The results of this analysis identified several thousand insertions and deletions whenever an assembly was compared to any other. Greater variability was found between varieties belonging to different major groups (e.g. Geng-japonica [GJ] vs. Xian-indica [XI] than occurred between those within these groups. The amount of genome sequences with structural variation between any two varieties ranged from 17.57 Mb to 41.54 Mb for those belonging to the indica (XI) varietal group (avg: 31.75 Mb) and from 18.55 Mb to 23.07 Mb (avg: 21.00 Mb) for those in the japonica (GJ) varietal group. When all 16 genomes are considered together, the range is between 17.57 Mb and 41.54 Mb, with an average value of 33.70 Mb (TableS6).
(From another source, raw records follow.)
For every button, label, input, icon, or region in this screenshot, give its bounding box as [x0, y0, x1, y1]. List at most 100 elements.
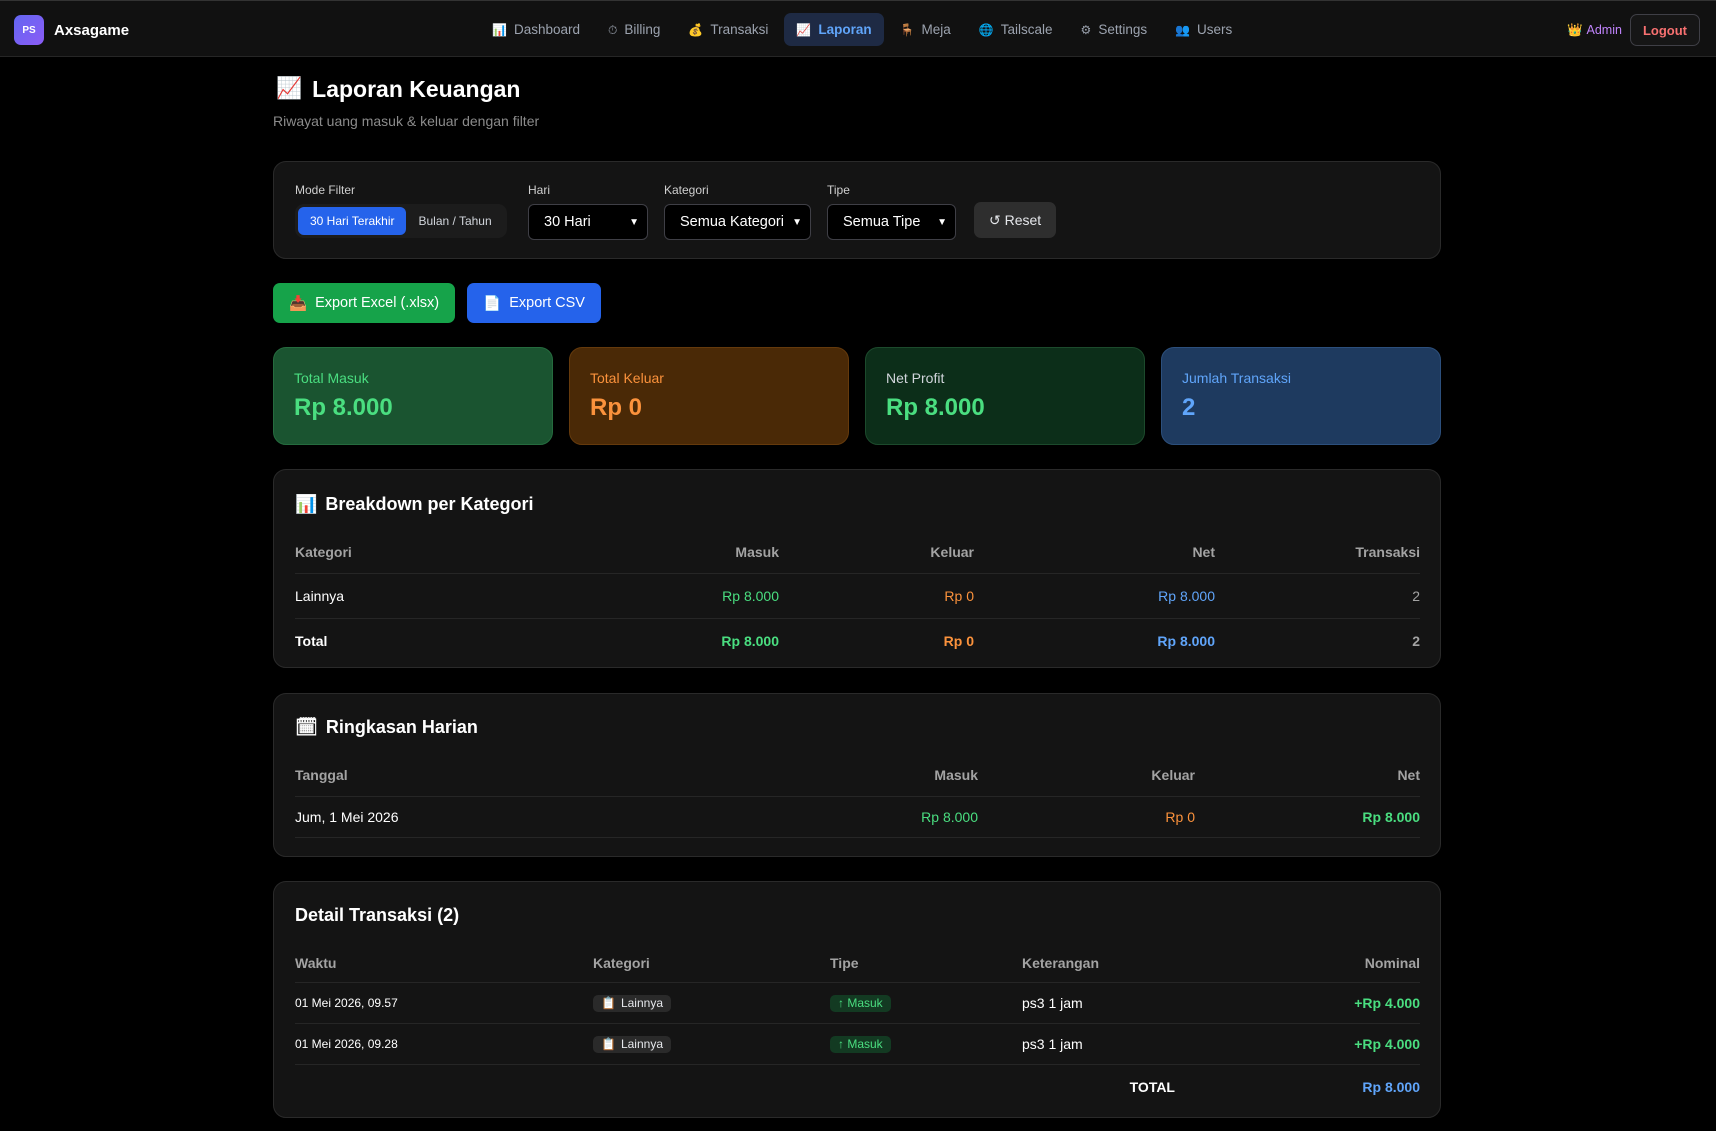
cell-amount: +Rp 4.000	[1354, 995, 1420, 1011]
export-csv-button[interactable]: 📄 Export CSV	[467, 283, 601, 323]
money-bag-icon: 💰	[688, 22, 704, 37]
category-badge: 📋 Lainnya	[593, 1035, 671, 1053]
table-total-row: Total Rp 8.000 Rp 0 Rp 8.000 2	[295, 619, 1420, 663]
nav-label: Tailscale	[1000, 22, 1053, 37]
col-header: Tanggal	[295, 766, 348, 783]
days-select[interactable]: 30 Hari ▼	[528, 204, 648, 240]
cell-type: ↑ Masuk	[830, 994, 1022, 1012]
table-row: 01 Mei 2026, 09.57 📋 Lainnya ↑ Masuk ps3 …	[295, 983, 1420, 1024]
cell-out: Rp 0	[1165, 809, 1195, 825]
nav-item-dashboard[interactable]: 📊 Dashboard	[480, 13, 592, 46]
mode-filter-label: Mode Filter	[295, 183, 356, 197]
cell-out: Rp 0	[944, 588, 974, 604]
main-content: 📈 Laporan Keuangan Riwayat uang masuk & …	[273, 72, 1441, 1118]
cell-in: Rp 8.000	[921, 809, 978, 825]
type-select[interactable]: Semua Tipe ▼	[827, 204, 956, 240]
nav-item-settings[interactable]: ⚙ Settings	[1069, 13, 1160, 46]
category-value: Semua Kategori	[680, 214, 784, 230]
cell-date: Jum, 1 Mei 2026	[295, 809, 399, 825]
reset-button[interactable]: ↺ Reset	[974, 202, 1057, 238]
section-title: 🗓 Ringkasan Harian	[295, 717, 478, 738]
stat-value: 2	[1182, 394, 1196, 421]
table-header: Waktu Kategori Tipe Keterangan Nominal	[295, 943, 1420, 983]
table-row: Lainnya Rp 8.000 Rp 0 Rp 8.000 2	[295, 574, 1420, 619]
nav-item-meja[interactable]: 🪑 Meja	[888, 13, 963, 46]
mode-filter-group: Mode Filter 30 Hari Terakhir Bulan / Tah…	[295, 183, 507, 238]
type-label: Tipe	[827, 183, 850, 197]
cell-net: Rp 8.000	[1157, 633, 1215, 649]
nav-item-users[interactable]: 👥 Users	[1163, 13, 1244, 46]
nav-item-laporan[interactable]: 📈 Laporan	[784, 13, 884, 46]
stopwatch-icon: ⏱	[608, 22, 618, 37]
nav-item-tailscale[interactable]: 🌐 Tailscale	[967, 13, 1065, 46]
bar-chart-icon: 📊	[295, 494, 318, 514]
reset-group: ↺ Reset	[974, 202, 1057, 238]
export-excel-button[interactable]: 📥 Export Excel (.xlsx)	[273, 283, 456, 323]
cell-time: 01 Mei 2026, 09.57	[295, 996, 398, 1010]
nav-item-transaksi[interactable]: 💰 Transaksi	[676, 13, 780, 46]
days-value: 30 Hari	[544, 214, 591, 230]
type-badge: ↑ Masuk	[830, 994, 891, 1012]
total-amount: Rp 8.000	[1362, 1079, 1420, 1095]
user-role: 👑 Admin	[1567, 23, 1622, 38]
top-navbar: PS Axsagame 📊 Dashboard ⏱ Billing 💰 Transak…	[0, 0, 1716, 57]
nav-item-billing[interactable]: ⏱ Billing	[596, 13, 672, 46]
stat-value: Rp 8.000	[886, 394, 985, 421]
category-filter-group: Kategori Semua Kategori ▼	[664, 183, 811, 240]
users-icon: 👥	[1175, 22, 1191, 37]
main-nav: 📊 Dashboard ⏱ Billing 💰 Transaksi 📈 Laporan …	[480, 13, 1244, 46]
summary-stats: Total Masuk Rp 8.000 Total Keluar Rp 0 N…	[273, 347, 1441, 445]
brand[interactable]: PS Axsagame	[14, 15, 129, 45]
nav-label: Billing	[624, 22, 661, 37]
stat-label: Total Masuk	[294, 370, 369, 386]
col-header: Net	[1397, 766, 1420, 783]
transaction-detail-card: Detail Transaksi (2) Waktu Kategori Tipe…	[273, 881, 1441, 1118]
chevron-down-icon: ▼	[937, 216, 947, 228]
nav-label: Laporan	[818, 22, 872, 37]
cell-net: Rp 8.000	[1362, 809, 1420, 825]
type-filter-group: Tipe Semua Tipe ▼	[827, 183, 956, 240]
export-csv-label: Export CSV	[509, 295, 585, 311]
section-title-text: Breakdown per Kategori	[325, 494, 534, 514]
clipboard-icon: 📋	[601, 1037, 616, 1052]
cell-time: 01 Mei 2026, 09.28	[295, 1037, 398, 1051]
nav-label: Settings	[1098, 22, 1148, 37]
cell-category: 📋 Lainnya	[593, 994, 830, 1012]
mode-month-year-button[interactable]: Bulan / Tahun	[406, 207, 503, 235]
total-label: TOTAL	[1129, 1079, 1175, 1095]
trend-chart-icon: 📈	[796, 22, 812, 37]
table-row: Jum, 1 Mei 2026 Rp 8.000 Rp 0 Rp 8.000	[295, 797, 1420, 838]
stat-value: Rp 8.000	[294, 394, 393, 421]
col-header: Tipe	[830, 954, 859, 971]
days-label: Hari	[528, 183, 551, 197]
stat-label: Jumlah Transaksi	[1182, 370, 1291, 386]
stat-value: Rp 0	[590, 394, 643, 421]
chevron-down-icon: ▼	[629, 216, 639, 228]
nav-label: Transaksi	[710, 22, 769, 37]
col-header: Transaksi	[1355, 543, 1420, 560]
mode-30-days-button[interactable]: 30 Hari Terakhir	[298, 207, 407, 235]
type-value: Semua Tipe	[843, 214, 921, 230]
transactions-table: Waktu Kategori Tipe Keterangan Nominal 0…	[295, 943, 1420, 1109]
cell-in: Rp 8.000	[722, 588, 779, 604]
stat-transaction-count: Jumlah Transaksi 2	[1161, 347, 1441, 445]
role-label: Admin	[1586, 23, 1622, 37]
col-header: Kategori	[593, 954, 650, 971]
days-filter-group: Hari 30 Hari ▼	[528, 183, 648, 240]
table-total-row: TOTAL Rp 8.000	[295, 1065, 1420, 1109]
brand-logo: PS	[14, 15, 44, 45]
calendar-icon: 🗓	[295, 717, 318, 737]
cell-count: 2	[1412, 588, 1420, 604]
stat-total-out: Total Keluar Rp 0	[569, 347, 849, 445]
cell-type: ↑ Masuk	[830, 1035, 1022, 1053]
chart-icon: 📊	[492, 22, 507, 37]
document-icon: 📄	[483, 295, 502, 312]
category-breakdown-card: 📊 Breakdown per Kategori Kategori Masuk …	[273, 469, 1441, 668]
category-select[interactable]: Semua Kategori ▼	[664, 204, 811, 240]
cell-in: Rp 8.000	[721, 633, 779, 649]
filter-panel: Mode Filter 30 Hari Terakhir Bulan / Tah…	[273, 161, 1441, 259]
stat-label: Net Profit	[886, 370, 945, 386]
logout-button[interactable]: Logout	[1629, 14, 1700, 46]
table-row: 01 Mei 2026, 09.28 📋 Lainnya ↑ Masuk ps3 …	[295, 1024, 1420, 1065]
daily-table: Tanggal Masuk Keluar Net Jum, 1 Mei 2026…	[295, 753, 1420, 838]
The total unshared fraction collected out of all pairwise comparisons was composed for 89.89% by TE related sequences.

A platinum standard pan-genome resource that represents the population structure of Asian rice (2024)

References

Top Articles
DreamWorks Animation/Summary
DreamWorks Pictures - Closing Logos
Edina Omni Portal
فیلم رهگیر دوبله فارسی بدون سانسور نماشا
1970 Chevelle Ss For Sale Craigslist
No Hard Feelings Showtimes Near Metropolitan Fiesta 5 Theatre
How Far Is Chattanooga From Here
Needle Nose Peterbilt For Sale Craigslist
Employeeres Ual
Edgar And Herschel Trivia Questions
Helloid Worthington Login
Tokioof
Https://Store-Kronos.kohls.com/Wfc
Northern Whooping Crane Festival highlights conservation and collaboration in Fort Smith, N.W.T. | CBC News
boohoo group plc Stock (BOO) - Quote London S.E.- MarketScreener
Michigan cannot fire coach Sherrone Moore for cause for known NCAA violations in sign-stealing case
Clear Fork Progress Book
The Ultimate Style Guide To Casual Dress Code For Women
Loves Employee Pay Stub
Delaware Skip The Games
Bernie Platt, former Cherry Hill mayor and funeral home magnate, has died at 90
Melissababy
Stoney's Pizza & Gaming Parlor Danville Menu
Sussyclassroom
Bjerrum difference plots - Big Chemical Encyclopedia
Japanese Mushrooms: 10 Popular Varieties and Simple Recipes - Japan Travel Guide MATCHA
Understanding Gestalt Principles: Definition and Examples
The Eight of Cups Tarot Card Meaning - The Ultimate Guide
Wolfwalkers 123Movies
Weather Underground Durham
Rek Funerals
Hannah Jewell
Frequently Asked Questions - Hy-Vee PERKS
Pnc Bank Routing Number Cincinnati
Gideon Nicole Riddley Read Online Free
Peter Vigilante Biography, Net Worth, Age, Height, Family, Girlfriend
Craigslist Red Wing Mn
Laurin Funeral Home | Buried In Work
Pokemon Reborn Locations
Taylor University Baseball Roster
Craigslist En Brownsville Texas
Lonely Wife Dating Club בקורות וחוות דעת משתמשים 2021
Callie Gullickson Eye Patches
Carteret County Busted Paper
Disassemble Malm Bed Frame
Todd Gutner Salary
Exploring the Digital Marketplace: A Guide to Craigslist Miami
The Average Amount of Calories in a Poke Bowl | Grubby's Poke
Egg Inc Wiki
Motorcycle For Sale In Deep East Texas By Owner
Noelleleyva Leaks
Lake County Fl Trash Pickup Schedule
Latest Posts
Article information

Author: Kerri Lueilwitz

Last Updated:

Views: 5769

Rating: 4.7 / 5 (47 voted)

Reviews: 94% of readers found this page helpful

Author information

Name: Kerri Lueilwitz

Birthday: 1992-10-31

Address: Suite 878 3699 Chantelle Roads, Colebury, NC 68599

Phone: +6111989609516

Job: Chief Farming Manager

Hobby: Mycology, Stone skipping, Dowsing, Whittling, Taxidermy, Sand art, Roller skating

Introduction: My name is Kerri Lueilwitz, I am a courageous, gentle, quaint, thankful, outstanding, brave, vast person who loves writing and wants to share my knowledge and understanding with you.